By induction, $a_n > 0$ for all $n \geq 1$.

(c) Consider $a_{n+1} - a_n = \frac{1}{2}\left(a_n + \frac{3}{a_n}\right) - a_n = \frac{1}{2}\left(\frac{3}{a_n} - a_n\right) = \frac{3 - a_n^2}{2a_n}$.

Since $a_n > 0$ (by part (b)), the sign of $a_{n+1} - a_n$ is determined by $3 - a_n^2$:

• If $a_n > \sqrt{3}$: $a_n^2 > 3$, so $3 - a_n^2 < 0$, giving $a_{n+1} - a_n < 0$, i.e. $a_{n+1} < a_n$.
• If $a_n < \sqrt{3}$: $a_n^2 < 3$, so $3 - a_n^2 > 0$, giving $a_{n+1} - a_n > 0$, i.e. $a_{n+1} > a_n$.

(d) The limit $L$ must satisfy $L = f(L) = \frac{1}{2}(L + 3/L)$:

$2L = L + \frac{3}{L}$ $L = \frac{3}{L}$ $L^2 = 3$ $L = \sqrt{3}$

(We take the positive root since $a_n > 0$ for all $n$.)

Justification: By part (c), if $a_n > \sqrt{3}$ then the sequence decreases, and if $a_n < \sqrt{3}$ then the sequence increases.
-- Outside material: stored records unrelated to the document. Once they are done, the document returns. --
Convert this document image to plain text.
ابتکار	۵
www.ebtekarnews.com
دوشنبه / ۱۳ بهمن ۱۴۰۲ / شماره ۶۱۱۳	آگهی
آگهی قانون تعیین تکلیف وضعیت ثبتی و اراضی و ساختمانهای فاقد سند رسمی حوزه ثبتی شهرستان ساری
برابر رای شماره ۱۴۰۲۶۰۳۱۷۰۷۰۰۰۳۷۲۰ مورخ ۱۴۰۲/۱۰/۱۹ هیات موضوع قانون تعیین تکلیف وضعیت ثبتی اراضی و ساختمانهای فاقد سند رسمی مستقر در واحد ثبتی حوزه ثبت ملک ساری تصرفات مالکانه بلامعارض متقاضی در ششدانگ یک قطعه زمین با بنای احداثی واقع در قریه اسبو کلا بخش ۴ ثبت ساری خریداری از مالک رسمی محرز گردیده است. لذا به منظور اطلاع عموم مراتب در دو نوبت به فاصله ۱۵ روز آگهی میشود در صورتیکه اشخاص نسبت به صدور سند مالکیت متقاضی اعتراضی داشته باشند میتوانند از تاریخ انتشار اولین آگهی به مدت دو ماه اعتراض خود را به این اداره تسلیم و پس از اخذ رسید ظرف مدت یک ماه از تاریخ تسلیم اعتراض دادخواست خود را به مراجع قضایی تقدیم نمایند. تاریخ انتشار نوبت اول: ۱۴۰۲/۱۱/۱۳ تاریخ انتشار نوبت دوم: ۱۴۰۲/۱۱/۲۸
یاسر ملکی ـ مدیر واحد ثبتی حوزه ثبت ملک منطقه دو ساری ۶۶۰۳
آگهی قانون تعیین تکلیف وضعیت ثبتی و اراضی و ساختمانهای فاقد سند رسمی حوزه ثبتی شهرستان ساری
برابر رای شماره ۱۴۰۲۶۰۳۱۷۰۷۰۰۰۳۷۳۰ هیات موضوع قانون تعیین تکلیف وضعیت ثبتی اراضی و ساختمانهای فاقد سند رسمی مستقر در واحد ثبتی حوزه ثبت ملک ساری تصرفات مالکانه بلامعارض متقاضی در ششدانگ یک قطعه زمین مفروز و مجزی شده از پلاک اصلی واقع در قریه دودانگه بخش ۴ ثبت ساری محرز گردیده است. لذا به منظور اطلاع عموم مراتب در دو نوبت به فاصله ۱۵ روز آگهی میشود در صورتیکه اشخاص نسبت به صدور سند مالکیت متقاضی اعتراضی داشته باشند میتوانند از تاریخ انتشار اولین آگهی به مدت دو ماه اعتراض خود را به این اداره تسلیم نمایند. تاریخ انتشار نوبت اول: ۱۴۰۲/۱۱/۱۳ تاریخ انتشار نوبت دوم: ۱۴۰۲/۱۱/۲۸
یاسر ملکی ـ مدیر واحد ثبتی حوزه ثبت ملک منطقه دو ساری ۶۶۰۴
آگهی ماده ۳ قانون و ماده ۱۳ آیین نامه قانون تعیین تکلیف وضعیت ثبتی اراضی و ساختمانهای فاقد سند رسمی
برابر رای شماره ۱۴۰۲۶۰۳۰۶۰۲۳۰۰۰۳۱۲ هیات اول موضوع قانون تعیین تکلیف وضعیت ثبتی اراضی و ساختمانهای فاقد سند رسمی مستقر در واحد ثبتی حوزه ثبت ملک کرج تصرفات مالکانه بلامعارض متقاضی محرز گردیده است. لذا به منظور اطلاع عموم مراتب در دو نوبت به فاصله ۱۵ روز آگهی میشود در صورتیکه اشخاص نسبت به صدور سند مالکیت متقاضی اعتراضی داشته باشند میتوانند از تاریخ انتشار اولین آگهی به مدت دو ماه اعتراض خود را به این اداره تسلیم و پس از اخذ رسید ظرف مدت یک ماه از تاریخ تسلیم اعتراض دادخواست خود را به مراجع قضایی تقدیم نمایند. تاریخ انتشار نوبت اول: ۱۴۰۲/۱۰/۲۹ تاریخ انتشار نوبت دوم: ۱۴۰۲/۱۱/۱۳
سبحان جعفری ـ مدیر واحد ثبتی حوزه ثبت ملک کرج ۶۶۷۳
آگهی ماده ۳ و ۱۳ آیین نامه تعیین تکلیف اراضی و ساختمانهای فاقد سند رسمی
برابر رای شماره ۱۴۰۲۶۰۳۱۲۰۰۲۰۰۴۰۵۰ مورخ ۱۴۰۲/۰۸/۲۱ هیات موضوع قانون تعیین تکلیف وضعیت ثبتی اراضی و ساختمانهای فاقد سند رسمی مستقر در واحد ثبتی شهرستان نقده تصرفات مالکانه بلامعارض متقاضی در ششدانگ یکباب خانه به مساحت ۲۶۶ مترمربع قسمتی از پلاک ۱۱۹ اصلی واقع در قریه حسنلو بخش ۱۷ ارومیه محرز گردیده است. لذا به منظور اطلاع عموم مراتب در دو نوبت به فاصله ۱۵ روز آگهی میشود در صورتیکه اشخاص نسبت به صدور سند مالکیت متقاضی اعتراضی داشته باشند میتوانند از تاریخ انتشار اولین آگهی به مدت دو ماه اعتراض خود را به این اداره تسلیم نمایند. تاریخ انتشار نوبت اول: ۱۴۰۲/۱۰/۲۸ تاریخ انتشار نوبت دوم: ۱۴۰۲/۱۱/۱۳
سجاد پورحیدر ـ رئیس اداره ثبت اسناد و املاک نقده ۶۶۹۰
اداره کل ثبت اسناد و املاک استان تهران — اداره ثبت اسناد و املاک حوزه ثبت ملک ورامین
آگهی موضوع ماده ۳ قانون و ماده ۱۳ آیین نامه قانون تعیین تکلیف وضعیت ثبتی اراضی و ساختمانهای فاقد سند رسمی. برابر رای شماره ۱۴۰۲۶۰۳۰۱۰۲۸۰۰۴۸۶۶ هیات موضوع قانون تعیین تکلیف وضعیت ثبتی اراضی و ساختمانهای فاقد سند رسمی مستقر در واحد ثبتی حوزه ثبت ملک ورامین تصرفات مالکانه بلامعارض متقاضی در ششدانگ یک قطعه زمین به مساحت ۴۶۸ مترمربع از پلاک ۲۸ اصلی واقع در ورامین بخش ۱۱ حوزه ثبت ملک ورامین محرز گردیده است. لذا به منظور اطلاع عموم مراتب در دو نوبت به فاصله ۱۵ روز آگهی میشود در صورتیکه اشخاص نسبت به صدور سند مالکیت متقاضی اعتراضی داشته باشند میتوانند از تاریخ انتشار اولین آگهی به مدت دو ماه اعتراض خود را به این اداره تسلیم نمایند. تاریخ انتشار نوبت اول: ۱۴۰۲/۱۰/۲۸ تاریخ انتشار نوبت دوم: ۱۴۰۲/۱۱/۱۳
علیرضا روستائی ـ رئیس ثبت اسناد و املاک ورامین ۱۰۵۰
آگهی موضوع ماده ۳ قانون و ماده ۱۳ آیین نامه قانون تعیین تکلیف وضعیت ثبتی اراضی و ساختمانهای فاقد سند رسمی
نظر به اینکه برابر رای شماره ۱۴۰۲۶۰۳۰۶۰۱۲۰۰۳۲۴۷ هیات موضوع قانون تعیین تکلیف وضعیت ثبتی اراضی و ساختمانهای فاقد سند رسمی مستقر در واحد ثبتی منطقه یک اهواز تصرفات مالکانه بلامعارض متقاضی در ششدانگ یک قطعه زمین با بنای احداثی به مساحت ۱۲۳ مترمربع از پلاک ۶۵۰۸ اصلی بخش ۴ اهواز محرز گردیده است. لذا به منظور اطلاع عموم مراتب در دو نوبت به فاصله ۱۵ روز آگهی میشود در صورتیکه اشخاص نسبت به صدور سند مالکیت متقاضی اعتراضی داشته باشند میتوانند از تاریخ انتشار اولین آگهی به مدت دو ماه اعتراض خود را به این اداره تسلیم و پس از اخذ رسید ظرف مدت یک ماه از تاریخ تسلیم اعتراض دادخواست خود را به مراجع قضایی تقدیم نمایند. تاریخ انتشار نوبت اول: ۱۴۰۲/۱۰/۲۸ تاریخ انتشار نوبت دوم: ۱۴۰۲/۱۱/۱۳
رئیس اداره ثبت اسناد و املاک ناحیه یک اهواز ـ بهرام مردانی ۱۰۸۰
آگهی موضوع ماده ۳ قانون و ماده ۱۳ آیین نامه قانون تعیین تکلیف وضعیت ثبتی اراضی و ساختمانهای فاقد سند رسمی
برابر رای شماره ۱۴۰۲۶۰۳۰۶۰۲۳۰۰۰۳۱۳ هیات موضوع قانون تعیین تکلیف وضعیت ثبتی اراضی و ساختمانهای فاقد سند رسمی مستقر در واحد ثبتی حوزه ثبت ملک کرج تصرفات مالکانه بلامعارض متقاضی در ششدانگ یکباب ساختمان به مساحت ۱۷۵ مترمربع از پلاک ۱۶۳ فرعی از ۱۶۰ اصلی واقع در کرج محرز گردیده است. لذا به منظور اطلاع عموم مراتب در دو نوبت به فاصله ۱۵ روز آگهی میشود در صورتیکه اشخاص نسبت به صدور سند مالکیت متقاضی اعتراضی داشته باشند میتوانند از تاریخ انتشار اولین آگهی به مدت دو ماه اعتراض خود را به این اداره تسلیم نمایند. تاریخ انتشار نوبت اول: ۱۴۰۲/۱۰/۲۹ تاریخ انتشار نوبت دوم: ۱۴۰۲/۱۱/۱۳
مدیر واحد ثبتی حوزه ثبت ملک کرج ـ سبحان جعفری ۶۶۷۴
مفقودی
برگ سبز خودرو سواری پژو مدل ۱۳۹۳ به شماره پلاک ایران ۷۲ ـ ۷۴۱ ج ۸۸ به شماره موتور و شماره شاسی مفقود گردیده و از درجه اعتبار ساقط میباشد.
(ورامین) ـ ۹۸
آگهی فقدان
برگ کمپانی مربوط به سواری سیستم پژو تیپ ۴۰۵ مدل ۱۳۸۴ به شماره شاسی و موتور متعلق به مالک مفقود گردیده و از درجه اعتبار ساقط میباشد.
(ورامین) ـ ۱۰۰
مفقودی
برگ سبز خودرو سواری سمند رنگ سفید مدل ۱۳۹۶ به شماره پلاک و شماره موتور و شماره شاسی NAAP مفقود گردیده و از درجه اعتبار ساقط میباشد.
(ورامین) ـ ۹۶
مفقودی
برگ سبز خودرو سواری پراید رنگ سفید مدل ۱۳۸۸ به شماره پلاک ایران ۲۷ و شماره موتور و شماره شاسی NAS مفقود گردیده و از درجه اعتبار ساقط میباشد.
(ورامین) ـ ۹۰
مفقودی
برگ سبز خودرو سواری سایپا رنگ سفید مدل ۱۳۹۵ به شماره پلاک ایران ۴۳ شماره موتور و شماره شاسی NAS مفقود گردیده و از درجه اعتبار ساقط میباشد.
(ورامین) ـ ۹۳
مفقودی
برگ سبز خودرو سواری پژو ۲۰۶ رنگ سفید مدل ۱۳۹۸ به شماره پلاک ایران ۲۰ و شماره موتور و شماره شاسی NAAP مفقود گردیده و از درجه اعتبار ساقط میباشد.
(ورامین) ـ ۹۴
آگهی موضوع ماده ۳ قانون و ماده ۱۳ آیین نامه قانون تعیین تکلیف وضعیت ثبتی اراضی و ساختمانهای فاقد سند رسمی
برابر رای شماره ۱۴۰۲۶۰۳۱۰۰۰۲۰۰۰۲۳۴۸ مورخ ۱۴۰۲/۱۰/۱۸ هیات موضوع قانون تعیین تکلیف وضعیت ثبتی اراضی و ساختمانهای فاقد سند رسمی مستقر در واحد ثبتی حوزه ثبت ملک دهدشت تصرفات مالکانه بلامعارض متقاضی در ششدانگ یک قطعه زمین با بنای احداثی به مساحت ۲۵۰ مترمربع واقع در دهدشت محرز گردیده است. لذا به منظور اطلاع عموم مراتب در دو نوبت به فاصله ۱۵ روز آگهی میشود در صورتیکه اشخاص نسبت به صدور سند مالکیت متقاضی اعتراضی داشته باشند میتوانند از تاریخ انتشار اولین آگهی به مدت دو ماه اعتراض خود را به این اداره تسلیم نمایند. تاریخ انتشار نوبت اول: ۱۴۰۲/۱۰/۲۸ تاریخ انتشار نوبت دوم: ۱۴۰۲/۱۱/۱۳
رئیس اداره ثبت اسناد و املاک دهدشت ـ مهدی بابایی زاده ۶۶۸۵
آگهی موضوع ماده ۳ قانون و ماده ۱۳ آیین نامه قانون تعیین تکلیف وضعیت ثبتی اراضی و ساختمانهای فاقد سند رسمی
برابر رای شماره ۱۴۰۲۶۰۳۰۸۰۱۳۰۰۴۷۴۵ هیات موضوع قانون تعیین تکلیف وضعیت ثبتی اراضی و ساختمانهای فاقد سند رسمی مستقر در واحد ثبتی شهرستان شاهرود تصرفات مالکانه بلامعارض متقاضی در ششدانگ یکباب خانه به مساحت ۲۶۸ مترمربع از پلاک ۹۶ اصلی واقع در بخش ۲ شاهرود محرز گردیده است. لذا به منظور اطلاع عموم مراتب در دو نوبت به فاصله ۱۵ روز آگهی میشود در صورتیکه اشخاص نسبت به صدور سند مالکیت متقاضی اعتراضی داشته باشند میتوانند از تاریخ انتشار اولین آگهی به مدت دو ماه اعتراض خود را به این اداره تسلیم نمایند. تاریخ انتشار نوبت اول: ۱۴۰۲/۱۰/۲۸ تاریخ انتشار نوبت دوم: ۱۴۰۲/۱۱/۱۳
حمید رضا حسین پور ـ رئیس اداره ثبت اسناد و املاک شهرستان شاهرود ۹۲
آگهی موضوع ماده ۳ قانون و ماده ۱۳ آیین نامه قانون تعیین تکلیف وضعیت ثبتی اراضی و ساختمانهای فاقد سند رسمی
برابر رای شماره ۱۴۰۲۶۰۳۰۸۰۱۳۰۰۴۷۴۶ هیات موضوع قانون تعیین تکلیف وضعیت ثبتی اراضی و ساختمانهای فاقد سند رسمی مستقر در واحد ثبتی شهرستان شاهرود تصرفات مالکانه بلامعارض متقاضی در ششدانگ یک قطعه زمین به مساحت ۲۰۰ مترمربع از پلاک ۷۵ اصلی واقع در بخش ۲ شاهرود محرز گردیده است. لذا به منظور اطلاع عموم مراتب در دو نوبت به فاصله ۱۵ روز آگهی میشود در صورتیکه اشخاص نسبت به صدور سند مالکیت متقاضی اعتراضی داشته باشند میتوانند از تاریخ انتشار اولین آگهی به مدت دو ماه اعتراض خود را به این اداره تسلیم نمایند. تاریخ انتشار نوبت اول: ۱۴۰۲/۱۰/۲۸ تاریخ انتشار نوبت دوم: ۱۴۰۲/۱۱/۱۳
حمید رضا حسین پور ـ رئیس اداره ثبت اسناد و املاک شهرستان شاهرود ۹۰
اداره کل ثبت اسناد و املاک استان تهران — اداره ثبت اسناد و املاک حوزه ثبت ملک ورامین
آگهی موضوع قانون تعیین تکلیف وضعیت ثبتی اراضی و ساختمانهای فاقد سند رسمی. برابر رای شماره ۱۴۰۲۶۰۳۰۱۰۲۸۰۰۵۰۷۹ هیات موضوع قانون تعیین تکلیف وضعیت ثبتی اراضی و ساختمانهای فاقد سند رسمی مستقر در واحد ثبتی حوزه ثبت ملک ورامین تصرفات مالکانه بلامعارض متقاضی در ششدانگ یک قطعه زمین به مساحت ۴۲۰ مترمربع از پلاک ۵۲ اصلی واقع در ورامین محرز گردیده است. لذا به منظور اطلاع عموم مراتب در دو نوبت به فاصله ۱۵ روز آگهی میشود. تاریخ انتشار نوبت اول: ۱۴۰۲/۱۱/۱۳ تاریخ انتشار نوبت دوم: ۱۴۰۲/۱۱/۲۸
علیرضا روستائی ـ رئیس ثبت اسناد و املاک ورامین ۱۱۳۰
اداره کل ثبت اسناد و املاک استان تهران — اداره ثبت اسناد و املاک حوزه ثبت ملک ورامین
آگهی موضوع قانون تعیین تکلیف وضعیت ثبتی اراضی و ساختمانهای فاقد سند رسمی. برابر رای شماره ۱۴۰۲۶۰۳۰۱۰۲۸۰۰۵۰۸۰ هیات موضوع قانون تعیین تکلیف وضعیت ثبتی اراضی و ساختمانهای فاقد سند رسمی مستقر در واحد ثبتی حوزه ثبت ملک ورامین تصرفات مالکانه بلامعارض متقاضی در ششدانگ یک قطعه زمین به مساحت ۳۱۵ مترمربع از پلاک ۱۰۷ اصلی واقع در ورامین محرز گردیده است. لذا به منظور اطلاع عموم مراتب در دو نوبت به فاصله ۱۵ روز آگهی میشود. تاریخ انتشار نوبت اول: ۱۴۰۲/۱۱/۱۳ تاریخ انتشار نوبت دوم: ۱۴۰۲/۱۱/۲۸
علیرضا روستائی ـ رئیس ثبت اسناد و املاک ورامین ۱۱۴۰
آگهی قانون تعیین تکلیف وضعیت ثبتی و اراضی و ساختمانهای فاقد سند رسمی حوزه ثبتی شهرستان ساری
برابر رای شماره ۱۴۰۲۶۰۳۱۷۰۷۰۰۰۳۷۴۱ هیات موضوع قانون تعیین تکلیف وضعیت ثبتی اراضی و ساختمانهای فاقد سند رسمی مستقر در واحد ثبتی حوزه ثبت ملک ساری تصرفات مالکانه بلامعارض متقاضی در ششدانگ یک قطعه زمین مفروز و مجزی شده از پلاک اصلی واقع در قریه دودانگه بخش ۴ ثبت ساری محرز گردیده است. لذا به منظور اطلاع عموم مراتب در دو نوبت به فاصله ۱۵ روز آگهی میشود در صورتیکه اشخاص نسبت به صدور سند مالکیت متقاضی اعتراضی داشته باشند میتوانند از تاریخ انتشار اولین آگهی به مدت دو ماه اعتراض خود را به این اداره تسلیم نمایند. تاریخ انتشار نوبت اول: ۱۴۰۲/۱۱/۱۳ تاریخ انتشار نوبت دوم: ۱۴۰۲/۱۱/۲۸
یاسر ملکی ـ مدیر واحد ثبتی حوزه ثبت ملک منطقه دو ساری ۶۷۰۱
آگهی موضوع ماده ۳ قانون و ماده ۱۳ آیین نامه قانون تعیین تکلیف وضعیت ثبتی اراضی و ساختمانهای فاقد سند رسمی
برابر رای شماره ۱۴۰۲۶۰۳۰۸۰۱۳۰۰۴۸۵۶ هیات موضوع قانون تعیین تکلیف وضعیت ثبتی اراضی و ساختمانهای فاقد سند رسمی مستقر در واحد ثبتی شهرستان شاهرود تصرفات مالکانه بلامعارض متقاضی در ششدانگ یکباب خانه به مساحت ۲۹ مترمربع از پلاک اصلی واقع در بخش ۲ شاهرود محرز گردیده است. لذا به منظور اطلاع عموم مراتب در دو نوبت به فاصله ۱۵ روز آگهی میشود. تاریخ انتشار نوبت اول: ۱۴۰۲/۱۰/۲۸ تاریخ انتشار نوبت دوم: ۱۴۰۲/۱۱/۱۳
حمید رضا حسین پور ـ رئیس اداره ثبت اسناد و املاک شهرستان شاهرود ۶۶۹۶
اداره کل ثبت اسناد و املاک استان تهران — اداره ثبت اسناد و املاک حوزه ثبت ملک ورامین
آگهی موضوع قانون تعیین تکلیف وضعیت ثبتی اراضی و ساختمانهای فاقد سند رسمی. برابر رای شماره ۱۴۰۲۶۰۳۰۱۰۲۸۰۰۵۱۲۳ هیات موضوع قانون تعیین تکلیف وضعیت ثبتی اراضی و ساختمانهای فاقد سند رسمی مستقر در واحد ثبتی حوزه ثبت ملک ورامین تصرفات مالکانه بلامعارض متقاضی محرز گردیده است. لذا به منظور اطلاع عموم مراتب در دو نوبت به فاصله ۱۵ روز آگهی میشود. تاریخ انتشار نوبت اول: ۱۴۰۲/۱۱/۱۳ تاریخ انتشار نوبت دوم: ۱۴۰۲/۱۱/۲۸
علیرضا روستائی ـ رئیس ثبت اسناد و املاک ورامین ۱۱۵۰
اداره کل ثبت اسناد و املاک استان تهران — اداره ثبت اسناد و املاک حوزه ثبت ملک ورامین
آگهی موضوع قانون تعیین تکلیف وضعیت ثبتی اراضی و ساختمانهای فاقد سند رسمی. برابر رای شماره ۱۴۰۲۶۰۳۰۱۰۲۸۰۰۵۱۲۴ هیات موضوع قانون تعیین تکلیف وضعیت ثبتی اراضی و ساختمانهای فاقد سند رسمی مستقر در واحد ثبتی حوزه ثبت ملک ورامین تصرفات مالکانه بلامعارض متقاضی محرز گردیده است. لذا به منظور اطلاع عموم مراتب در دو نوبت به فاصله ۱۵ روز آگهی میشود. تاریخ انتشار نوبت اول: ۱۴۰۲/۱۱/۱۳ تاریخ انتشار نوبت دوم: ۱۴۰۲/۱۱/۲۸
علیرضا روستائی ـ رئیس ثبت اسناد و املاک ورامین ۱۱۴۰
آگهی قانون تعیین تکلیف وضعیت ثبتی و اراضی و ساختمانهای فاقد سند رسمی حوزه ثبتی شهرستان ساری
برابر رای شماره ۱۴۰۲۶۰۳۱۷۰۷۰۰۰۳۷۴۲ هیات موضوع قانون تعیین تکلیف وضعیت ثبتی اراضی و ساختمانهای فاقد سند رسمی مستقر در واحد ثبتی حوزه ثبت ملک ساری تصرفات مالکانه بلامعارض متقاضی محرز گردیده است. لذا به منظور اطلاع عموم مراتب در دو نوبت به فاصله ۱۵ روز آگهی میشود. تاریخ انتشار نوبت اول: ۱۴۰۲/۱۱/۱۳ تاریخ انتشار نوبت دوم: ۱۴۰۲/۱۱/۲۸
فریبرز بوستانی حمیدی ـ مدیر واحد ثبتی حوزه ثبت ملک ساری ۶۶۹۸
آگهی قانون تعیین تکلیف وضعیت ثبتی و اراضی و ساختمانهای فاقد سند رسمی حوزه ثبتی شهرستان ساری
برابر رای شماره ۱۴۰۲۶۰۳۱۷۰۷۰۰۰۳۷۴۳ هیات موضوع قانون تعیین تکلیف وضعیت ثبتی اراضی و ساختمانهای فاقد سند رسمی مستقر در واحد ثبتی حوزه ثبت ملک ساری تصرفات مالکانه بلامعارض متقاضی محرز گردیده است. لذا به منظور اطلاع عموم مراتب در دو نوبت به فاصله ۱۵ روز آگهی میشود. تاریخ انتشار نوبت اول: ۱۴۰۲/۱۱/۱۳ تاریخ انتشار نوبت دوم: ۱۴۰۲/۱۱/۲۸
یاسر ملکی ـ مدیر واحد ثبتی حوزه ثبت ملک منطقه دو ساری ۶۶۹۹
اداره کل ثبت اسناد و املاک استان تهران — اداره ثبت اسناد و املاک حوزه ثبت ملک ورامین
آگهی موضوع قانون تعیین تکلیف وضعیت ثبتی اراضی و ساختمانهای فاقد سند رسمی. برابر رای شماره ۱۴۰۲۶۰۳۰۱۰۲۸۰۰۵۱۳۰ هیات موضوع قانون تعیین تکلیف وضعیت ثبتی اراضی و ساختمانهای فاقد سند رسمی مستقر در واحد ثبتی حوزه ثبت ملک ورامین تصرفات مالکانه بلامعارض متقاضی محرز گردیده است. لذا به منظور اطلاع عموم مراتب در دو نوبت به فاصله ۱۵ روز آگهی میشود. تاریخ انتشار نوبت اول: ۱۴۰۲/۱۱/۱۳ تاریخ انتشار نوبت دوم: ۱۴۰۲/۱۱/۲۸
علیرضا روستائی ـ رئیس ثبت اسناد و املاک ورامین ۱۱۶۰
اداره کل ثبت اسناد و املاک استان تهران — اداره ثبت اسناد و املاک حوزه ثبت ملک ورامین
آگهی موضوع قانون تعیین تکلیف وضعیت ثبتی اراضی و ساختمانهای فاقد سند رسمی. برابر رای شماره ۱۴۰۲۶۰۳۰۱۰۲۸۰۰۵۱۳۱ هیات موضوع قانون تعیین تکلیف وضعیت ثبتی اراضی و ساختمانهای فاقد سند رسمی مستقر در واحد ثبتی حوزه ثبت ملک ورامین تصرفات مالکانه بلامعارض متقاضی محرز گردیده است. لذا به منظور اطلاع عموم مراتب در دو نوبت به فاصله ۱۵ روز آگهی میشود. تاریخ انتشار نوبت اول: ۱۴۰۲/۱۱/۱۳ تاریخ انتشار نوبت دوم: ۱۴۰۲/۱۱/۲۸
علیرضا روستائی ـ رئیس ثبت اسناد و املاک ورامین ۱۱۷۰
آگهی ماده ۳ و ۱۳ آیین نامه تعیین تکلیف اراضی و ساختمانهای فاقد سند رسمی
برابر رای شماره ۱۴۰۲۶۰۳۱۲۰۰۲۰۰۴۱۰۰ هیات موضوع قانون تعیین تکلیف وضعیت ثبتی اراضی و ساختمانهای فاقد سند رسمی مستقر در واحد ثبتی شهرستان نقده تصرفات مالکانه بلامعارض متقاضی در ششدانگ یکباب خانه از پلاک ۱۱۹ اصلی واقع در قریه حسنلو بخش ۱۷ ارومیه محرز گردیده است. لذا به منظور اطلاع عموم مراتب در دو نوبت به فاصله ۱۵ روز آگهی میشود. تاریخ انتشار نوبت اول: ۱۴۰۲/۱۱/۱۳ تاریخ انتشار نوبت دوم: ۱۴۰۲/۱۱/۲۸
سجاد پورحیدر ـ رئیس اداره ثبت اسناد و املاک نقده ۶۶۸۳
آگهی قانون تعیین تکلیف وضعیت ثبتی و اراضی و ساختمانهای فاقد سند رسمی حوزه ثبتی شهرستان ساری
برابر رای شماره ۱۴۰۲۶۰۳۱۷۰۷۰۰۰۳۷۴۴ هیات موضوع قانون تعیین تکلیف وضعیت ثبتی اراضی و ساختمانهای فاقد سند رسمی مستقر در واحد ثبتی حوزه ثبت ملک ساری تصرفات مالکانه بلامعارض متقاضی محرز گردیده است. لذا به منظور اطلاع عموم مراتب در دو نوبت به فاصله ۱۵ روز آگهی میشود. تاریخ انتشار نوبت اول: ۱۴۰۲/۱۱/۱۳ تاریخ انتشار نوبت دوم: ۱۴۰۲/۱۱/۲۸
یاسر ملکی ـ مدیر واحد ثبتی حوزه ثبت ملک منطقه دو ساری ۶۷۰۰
Since $a_2 = 2 > \sqrt{3} \approx 1.732$, the sequence decreases from $n = 2$ onwards. The sequence is bounded below by $\sqrt{3}$ (since terms above $\sqrt{3}$ decrease towards it, and terms below $\sqrt{3}$ increase towards it). By the monotone convergence theorem, the sequence converges, and the only possible limit is $\sqrt{3}$.

This function is the Babylonian method (Newton's method) for computing $\sqrt{3}$.